3. Keadilan (Al-‘Adl)
Keadilan adalah fondasi kepemimpinan. Pemimpin harus adil kepada seluruh rakyat, tidak zalim, dan tidak memihak hanya pada kelompok tertentu.
4. Kapabilitas dan Amanah
Seperti perkataan Nabi Yusuf ‘alaihissalam, “Berilah aku kekuasaan, karena aku adalah penjaga yang berilmu” (QS. Yusuf: 55).

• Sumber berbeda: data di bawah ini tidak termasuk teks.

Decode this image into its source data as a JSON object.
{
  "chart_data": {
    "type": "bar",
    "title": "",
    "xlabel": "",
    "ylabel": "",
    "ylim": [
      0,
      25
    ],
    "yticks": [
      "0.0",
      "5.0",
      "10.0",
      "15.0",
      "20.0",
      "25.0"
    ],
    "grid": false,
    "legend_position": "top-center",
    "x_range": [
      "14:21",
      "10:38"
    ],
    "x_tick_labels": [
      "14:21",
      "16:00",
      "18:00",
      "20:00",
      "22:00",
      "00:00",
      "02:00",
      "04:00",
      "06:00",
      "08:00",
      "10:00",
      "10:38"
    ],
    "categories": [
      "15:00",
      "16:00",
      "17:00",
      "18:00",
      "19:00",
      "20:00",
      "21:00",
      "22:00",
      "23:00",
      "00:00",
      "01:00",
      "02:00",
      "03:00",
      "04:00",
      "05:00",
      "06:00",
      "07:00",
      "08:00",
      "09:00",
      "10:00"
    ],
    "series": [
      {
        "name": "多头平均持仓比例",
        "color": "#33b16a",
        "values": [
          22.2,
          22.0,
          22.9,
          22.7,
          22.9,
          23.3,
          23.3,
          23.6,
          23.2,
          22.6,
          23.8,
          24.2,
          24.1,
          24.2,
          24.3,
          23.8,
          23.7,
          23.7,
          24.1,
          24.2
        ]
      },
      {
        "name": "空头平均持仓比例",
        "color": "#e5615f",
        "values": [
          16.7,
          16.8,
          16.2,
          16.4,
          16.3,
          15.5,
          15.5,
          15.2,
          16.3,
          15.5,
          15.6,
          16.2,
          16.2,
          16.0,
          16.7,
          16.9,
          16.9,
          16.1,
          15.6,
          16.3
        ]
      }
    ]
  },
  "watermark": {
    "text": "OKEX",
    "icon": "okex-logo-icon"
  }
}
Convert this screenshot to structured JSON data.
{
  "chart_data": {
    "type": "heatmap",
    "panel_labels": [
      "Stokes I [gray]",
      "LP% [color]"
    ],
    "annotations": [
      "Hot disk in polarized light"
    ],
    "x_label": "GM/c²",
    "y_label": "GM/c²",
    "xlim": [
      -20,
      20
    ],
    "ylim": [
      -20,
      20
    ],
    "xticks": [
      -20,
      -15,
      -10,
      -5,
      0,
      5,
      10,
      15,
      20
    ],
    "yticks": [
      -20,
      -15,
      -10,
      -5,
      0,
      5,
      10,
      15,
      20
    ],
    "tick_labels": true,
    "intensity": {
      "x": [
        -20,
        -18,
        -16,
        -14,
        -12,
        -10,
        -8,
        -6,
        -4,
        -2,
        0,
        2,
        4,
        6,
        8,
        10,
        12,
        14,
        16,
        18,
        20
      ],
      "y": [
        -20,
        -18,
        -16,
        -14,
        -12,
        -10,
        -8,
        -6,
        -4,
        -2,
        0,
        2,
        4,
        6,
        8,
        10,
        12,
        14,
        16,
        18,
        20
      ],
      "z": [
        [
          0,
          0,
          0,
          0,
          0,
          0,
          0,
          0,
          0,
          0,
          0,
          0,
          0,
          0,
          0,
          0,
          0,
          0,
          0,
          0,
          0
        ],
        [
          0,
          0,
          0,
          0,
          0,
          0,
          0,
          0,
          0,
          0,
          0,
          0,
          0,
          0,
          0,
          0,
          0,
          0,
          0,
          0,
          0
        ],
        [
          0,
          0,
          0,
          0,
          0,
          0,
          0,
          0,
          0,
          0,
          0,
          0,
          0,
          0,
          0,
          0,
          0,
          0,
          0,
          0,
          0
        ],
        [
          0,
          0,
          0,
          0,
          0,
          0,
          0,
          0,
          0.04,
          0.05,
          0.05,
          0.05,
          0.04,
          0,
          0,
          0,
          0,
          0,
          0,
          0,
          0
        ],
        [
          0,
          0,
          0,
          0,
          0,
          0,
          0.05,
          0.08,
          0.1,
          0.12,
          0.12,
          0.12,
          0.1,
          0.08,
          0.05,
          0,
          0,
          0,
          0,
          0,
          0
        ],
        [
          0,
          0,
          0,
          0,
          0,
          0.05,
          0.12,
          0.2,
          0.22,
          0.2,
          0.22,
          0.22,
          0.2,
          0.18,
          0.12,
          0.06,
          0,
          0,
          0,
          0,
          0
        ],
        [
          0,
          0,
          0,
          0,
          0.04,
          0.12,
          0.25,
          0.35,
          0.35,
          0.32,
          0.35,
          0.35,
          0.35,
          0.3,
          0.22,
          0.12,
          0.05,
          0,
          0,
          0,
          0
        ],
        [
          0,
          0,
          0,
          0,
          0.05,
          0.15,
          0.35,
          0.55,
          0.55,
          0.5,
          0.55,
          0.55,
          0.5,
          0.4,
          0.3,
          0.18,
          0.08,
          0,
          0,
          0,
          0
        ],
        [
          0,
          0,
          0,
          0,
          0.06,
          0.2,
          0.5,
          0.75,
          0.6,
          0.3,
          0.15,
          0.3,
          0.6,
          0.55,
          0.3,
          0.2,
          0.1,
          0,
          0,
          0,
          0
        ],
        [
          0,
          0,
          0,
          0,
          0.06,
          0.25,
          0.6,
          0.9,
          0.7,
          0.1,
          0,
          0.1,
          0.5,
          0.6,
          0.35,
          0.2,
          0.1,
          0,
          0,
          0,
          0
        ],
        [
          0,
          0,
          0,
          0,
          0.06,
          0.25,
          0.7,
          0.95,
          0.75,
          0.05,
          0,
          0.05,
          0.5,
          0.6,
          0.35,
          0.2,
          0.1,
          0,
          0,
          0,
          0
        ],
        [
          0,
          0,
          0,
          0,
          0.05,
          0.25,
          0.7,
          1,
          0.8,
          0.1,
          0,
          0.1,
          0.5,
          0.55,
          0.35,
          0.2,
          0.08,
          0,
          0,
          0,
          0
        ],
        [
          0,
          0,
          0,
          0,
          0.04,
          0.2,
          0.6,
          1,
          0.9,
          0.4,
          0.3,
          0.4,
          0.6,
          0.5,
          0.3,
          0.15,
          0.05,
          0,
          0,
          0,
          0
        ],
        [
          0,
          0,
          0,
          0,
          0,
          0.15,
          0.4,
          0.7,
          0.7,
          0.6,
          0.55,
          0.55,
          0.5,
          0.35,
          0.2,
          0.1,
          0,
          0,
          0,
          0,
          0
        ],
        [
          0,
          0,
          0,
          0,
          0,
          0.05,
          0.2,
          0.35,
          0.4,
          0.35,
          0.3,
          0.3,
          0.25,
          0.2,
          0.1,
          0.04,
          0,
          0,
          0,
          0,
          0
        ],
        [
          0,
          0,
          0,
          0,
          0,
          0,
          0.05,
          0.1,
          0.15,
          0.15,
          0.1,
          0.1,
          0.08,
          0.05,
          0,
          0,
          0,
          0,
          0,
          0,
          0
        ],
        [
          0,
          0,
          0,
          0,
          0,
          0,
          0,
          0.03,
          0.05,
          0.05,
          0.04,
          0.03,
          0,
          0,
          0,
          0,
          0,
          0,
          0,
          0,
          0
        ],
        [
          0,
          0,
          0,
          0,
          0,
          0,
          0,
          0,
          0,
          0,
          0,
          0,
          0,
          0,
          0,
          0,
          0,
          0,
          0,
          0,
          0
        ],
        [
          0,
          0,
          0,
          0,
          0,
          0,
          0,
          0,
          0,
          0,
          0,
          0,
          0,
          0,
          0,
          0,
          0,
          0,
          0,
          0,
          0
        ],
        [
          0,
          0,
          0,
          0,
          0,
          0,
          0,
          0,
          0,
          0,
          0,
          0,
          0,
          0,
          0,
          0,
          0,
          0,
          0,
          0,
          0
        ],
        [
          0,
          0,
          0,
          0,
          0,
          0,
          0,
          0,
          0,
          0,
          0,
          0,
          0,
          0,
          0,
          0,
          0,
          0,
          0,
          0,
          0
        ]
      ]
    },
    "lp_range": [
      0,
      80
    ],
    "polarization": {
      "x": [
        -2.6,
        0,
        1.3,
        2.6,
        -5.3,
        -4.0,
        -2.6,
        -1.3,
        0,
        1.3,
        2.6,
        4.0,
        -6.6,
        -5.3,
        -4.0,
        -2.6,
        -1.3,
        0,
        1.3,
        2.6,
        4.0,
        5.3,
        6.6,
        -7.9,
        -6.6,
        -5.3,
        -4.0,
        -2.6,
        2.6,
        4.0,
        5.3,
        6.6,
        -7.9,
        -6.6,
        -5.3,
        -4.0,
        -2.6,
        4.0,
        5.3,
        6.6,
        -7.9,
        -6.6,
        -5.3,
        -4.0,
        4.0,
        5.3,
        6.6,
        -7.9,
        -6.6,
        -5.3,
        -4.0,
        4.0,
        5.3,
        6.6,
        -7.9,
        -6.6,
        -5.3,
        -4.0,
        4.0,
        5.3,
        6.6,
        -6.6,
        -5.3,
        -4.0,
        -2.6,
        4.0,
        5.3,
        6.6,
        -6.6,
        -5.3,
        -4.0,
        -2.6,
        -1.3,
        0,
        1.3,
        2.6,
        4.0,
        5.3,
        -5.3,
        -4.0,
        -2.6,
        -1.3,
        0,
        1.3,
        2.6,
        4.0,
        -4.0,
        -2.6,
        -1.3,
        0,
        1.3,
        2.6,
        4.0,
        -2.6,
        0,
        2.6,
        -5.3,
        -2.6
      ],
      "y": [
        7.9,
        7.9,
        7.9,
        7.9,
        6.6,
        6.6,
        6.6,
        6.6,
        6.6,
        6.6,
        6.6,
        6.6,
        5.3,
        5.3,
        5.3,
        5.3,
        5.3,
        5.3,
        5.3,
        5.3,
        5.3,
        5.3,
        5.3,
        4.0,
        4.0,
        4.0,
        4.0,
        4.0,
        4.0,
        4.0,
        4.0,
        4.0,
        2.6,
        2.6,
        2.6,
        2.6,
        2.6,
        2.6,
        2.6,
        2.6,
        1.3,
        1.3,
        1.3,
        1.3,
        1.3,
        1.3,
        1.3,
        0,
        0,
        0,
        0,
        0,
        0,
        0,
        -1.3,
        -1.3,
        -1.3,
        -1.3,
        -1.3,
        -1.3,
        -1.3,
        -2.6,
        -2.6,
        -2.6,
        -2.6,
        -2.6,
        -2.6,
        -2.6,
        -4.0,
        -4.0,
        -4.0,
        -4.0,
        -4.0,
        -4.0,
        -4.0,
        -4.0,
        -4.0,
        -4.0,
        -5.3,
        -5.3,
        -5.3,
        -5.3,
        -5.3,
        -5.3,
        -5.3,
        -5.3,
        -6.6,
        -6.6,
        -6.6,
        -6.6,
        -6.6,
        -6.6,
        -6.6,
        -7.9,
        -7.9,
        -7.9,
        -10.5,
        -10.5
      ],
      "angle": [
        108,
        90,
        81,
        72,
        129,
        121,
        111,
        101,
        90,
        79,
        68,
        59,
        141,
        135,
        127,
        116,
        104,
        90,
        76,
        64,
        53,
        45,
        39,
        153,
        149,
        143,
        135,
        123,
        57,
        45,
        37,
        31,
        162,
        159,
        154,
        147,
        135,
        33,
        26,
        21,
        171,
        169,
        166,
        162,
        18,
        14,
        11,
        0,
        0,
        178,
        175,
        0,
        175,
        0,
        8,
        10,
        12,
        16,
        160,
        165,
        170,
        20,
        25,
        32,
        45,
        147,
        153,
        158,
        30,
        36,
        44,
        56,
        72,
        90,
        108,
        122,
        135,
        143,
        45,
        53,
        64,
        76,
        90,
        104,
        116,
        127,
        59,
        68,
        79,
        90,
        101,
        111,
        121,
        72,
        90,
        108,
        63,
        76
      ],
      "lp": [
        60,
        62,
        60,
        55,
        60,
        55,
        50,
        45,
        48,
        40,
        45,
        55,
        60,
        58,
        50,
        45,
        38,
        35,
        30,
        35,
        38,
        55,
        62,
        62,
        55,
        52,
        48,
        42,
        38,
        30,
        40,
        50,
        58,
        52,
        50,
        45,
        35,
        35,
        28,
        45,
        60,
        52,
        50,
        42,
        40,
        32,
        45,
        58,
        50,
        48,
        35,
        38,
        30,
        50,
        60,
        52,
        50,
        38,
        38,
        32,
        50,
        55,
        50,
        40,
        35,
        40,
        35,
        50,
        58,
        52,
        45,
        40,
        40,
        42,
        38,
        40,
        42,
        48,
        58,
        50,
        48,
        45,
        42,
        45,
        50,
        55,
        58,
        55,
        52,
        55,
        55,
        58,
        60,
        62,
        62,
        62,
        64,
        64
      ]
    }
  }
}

Pemimpin harus kompeten, jujur, dan mampu mengelola urusan negara.
5. Menjaga Hubungan dengan Ulama Ahlusunnah
Pemimpin yang baik akan mendengarkan nasihat ulama yang berpegang pada manhaj salaf, bukan mengasingkan mereka atau berpaling kepada penasihat dari kalangan ahli bid’ah.
6. Menjaga Kemaslahatan Umat
Kebijakannya harus mengutamakan keamanan, stabilitas, dan kesejahteraan rakyat, serta melindungi hak-hak minoritas non-Muslim sesuai ketentuan syariat.
Bukan Fanatisme, Tapi Kewajiban Agama
Menolak pemimpin pelaku syirik bukanlah bentuk fanatisme politik, melainkan fanatisme terhadap tauhid. Ini adalah bagian dari penerapan “La ilaha illallah,” yang menuntut penolakan terhadap segala sesembahan selain Allah, termasuk dalam bentuk loyalitas politik. Sementara, memilih pemimpin yang bertauhid adalah bentuk ketaatan kepada perintah Allah, “Wahai orang-orang beriman, taatilah Allah dan taatilah Rasul, serta ulil amri di antara kalian” (QS. An-Nisa: 59). Taat kepada ulil amri hanya berlaku jika mereka tidak memerintahkan kemaksiatan.
Penutup: Kepemimpinan sebagai Cermin Aqidah Umat
Kisah Abu Dzar Al-Ghifari yang melakukan perjalanan berat dan penuh risiko hanya untuk menemui Rasulullah ﷺ dan mengikrarkan kalimat tauhid, mengajarkan bahwa komitmen pada kebenaran harus diutamakan atas segala pertimbangan duniawi. Demikian pula dalam memilih pemimpin, pertimbangan akidah harus menjadi yang utama. Masyarakat yang memilih pemimpin berdasarkan ketakutan, iming-iming materi, atau fanatisme kesukuan—sambil mengabaikan track record kesyirikannya—sebenarnya sedang menukar agama dengan dunia.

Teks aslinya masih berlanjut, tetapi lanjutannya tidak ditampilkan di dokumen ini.